The fact that this behaviour contradicts standard argument parsing conventions is not a problem in and of itself, since the FParse class is designed to handle generic data processing tasks and this is simply the format that it is designed to consume. Command-line argument handling is merely a layer built on top of this functionality and can simply transform the strings it passes to the underlying parser into the expected format. The problem is that this format conversion is not currently performed under Windows.

The Unreal Engine entry points for both macOS (login required) and Linux (login required) reconstruct the command-line invocation string from the values of the argv array, injecting quotes in the relevant locations to ensure the generated strings adhere to the requirements of the FParse class. However, the entry point for Windows (login required) simply retrieves the raw command-line invocation string using the GetCommandLine() function and leaves it unmodified, completely bypassing the standard Windows argument parsing rules and leaving all quote characters in the exact positions where they appeared in the original invocation.

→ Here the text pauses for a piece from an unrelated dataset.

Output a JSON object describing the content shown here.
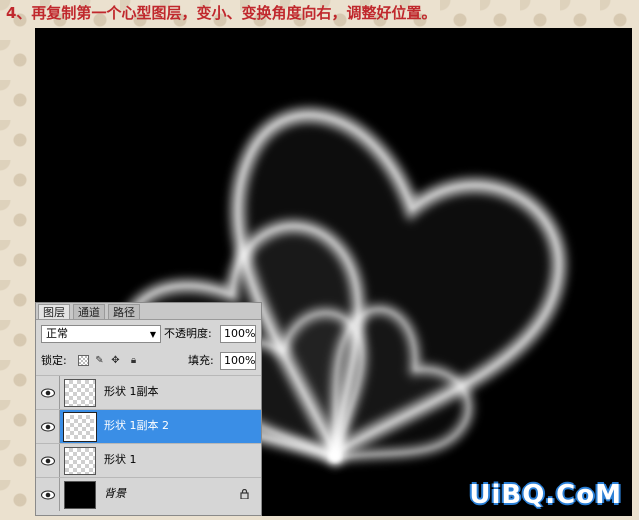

The end result of this is that command-line parsing under macOS and Linux behaves in exactly the way that users have come to expect, whereas seemingly correct invocations will result in truncated argument values and incorrect behaviour under Windows.

Solution

The solution is for the Windows entry point to simply perform the same transformations that are performed under macOS and Linux. The raw invocation string can be passed to the CommandLineToArgvW() function to retrieve the argc and argv values, which can then be used to build a string suitable for consumption by the FParse class. This brings the command-line behaviour under Windows into line with both the other operating systems and standard argument parsing conventions. I submitted pull request #4812 (login required) which implements this fix, and the patch was subsequently merged in Unreal Engine 4.21.0.

Developers creating tools or Continuous Integration (CI) pipelines that invoke version 4.20.3 or older of the Editor from the command-line will need to ensure that quotes are placed in precisely the right location in order to ensure correct functionality across all operating systems.